它是在 gcc 4.6 中引入的。顾名思义，这个想法是部分内联函数。大多数情况下，是为了避免当函数受到“保护”并且可能（在某些情况下）几乎立即返回时函数调用的开销。

例如：

void foo(Bar* x) {
  if (not x) { return; } // null pointer, pfff!

  // ... BIG BLOC OF STATEMENTS ...
}

void bar(Bar* x) {
  // DO 1
  foo(x);
  // DO 2
}

可以“优化”为：

void foo@0(Bar* x) {
  // ... BIG BLOC OF STATEMENTS ...
}

void bar(Bar* x) {
  // DO 1
  if (x) { foo@0(x); }
  // DO 2
}

当然，内联的启发式方法再次适用，但它们的应用更具区别性！

最后，除非您使用 WPO（全程序优化）或 LTO（链接时间优化），否则只有当函数的定义与调用站点位于同一 TU（翻译单元）中时，才能内联函数。

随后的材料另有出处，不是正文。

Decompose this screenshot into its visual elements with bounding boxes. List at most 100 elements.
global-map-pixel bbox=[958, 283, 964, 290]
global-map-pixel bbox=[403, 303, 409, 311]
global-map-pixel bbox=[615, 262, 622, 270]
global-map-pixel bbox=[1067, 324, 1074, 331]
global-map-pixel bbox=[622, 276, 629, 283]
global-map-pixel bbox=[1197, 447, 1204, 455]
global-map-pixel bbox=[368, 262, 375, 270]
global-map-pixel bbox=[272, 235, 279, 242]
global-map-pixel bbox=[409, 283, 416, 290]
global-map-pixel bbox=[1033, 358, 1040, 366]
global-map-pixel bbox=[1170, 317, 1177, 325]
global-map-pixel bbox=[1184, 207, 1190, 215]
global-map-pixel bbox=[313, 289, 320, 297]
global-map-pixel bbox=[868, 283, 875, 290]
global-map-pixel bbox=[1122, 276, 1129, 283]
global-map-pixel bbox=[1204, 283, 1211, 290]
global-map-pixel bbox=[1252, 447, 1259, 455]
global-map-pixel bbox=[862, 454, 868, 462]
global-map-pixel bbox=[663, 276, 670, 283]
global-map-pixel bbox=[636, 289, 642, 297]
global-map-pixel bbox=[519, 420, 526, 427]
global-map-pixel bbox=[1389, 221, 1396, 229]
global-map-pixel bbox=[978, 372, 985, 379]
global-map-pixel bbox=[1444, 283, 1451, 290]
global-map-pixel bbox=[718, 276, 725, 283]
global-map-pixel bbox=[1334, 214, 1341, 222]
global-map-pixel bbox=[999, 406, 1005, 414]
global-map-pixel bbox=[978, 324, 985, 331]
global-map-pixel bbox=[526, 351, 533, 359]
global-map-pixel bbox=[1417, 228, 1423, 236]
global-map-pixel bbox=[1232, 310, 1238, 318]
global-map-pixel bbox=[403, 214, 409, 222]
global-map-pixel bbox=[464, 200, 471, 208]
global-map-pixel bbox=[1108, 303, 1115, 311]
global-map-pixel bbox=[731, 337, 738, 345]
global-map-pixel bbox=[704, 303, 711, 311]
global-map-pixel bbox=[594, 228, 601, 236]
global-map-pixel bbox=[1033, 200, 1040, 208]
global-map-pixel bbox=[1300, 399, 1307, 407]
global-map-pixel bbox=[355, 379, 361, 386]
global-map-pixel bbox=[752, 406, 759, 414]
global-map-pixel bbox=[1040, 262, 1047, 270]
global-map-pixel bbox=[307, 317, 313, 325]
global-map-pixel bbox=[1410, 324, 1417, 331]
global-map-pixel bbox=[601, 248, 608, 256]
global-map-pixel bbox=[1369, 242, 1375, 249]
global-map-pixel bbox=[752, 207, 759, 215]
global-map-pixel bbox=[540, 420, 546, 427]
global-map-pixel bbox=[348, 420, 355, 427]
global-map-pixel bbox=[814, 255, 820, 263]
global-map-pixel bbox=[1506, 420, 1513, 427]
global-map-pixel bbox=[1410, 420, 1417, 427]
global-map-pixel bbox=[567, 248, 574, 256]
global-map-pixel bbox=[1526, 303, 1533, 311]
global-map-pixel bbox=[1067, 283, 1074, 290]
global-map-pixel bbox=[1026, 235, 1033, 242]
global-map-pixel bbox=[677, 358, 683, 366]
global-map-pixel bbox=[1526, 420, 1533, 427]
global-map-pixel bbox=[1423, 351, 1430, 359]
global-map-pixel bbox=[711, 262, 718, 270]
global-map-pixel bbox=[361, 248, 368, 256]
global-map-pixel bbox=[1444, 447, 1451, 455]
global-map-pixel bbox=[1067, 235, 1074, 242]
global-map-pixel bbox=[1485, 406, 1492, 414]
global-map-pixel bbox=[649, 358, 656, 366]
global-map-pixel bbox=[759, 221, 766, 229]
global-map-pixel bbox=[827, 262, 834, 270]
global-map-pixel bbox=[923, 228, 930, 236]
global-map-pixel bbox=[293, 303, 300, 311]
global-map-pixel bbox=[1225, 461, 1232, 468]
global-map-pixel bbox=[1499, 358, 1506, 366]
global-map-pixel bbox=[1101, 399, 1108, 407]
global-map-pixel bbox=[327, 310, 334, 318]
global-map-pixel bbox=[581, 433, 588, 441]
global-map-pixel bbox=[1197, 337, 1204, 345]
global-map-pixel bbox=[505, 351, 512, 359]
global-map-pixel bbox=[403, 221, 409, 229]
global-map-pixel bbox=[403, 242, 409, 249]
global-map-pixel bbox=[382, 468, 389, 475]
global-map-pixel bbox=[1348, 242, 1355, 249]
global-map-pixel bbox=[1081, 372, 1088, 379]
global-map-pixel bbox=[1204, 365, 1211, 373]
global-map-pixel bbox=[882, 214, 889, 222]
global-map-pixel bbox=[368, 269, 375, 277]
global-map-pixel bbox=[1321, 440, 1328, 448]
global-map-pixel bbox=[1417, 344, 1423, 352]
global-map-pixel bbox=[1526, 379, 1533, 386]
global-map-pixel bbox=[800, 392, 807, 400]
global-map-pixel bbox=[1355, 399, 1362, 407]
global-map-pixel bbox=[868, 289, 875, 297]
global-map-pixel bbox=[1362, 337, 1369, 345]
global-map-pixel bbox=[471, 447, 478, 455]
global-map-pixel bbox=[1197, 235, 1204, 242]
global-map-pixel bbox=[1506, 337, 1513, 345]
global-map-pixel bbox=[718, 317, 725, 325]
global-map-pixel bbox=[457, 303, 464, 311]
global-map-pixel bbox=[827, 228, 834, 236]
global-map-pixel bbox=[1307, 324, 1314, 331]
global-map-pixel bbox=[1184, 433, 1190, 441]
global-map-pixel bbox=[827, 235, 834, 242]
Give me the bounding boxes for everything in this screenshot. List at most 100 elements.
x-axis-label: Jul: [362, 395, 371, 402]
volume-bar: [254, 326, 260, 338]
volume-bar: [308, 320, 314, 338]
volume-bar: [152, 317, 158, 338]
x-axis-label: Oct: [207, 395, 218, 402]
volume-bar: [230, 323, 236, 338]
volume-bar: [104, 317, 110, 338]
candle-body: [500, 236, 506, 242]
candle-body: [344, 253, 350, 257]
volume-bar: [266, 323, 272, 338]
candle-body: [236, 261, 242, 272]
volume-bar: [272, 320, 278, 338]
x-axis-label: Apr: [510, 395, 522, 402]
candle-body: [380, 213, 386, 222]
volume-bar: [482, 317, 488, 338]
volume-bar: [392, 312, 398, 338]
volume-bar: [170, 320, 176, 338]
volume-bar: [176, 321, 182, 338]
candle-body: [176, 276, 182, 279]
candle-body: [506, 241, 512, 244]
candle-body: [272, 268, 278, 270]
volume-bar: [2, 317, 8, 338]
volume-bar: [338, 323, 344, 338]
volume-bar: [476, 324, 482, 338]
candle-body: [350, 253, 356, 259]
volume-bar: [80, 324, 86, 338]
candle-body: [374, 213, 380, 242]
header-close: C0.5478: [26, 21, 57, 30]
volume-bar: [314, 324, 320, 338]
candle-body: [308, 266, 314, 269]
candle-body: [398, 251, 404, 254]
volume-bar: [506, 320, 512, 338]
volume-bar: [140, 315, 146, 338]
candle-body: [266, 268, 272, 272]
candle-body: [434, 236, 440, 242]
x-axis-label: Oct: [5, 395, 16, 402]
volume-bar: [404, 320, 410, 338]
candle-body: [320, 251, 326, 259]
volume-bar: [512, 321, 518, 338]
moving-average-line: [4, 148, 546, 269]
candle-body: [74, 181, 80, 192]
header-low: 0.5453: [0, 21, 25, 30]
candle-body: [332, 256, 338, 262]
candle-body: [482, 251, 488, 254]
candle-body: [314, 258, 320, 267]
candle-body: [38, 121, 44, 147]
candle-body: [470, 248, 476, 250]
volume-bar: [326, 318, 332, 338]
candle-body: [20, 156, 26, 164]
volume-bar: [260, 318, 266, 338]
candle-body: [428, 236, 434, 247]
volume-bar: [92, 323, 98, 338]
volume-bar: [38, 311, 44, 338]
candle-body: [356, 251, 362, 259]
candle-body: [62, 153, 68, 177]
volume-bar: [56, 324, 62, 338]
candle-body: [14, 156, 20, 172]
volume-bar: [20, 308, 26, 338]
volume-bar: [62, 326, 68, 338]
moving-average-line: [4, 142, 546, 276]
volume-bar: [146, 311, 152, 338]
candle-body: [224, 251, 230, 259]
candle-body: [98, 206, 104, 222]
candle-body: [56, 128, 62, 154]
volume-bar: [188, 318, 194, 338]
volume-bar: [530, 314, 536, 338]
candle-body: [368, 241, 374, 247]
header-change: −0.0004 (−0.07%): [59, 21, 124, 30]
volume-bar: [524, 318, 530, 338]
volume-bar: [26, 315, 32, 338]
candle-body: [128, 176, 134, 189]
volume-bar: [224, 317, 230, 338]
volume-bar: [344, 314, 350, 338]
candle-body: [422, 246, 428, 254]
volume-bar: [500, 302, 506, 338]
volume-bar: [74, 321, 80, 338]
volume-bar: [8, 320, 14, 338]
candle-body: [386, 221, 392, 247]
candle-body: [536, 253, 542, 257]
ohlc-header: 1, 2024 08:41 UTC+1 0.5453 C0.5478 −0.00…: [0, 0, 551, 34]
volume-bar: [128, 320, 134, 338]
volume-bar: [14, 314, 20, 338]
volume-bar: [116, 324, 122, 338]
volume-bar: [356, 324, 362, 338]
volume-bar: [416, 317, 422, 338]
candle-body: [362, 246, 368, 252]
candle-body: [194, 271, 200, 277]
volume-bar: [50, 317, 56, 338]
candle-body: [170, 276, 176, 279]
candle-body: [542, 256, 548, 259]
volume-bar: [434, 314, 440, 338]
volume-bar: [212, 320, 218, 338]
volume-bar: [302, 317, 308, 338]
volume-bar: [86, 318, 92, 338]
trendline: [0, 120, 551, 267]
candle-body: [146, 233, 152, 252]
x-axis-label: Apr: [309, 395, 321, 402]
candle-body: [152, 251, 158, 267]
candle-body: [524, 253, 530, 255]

The question is not meaningful.

If you think about inlining, and its consequences, you'll realise it:

Avoids a function call (with all the register saving/frame adjustment)
Exposes more context to the optimizer (dead stores, dead code, common sub-expression elimintation...)
Duplicates code (bloating the instruction cache and the executable size, among other things)

When deciding whether to inline or not, the compiler thus performs a balancing act between the potential bloat created and the speed gain expected. This balancing act is affected by options: for gcc -O3 means optimize for speed while -Oz means optimize for size, on inlining they have quasi opposite behaviors!

Therefore, what matters is not the "nesting level" it is the number of instruction (possibly weighted as not all are created equal).

This means that a simple forwarding function:

int foo(int a, int b) { return foo(a, b, 3); }

is essentially "transparent" from the inlining point of view.

One the other hand, a function counting a hundred lines of code is unlikely to get inlined. Except that a static free functions called only once are quasi systematically inlined, as it does not create any duplication in this case.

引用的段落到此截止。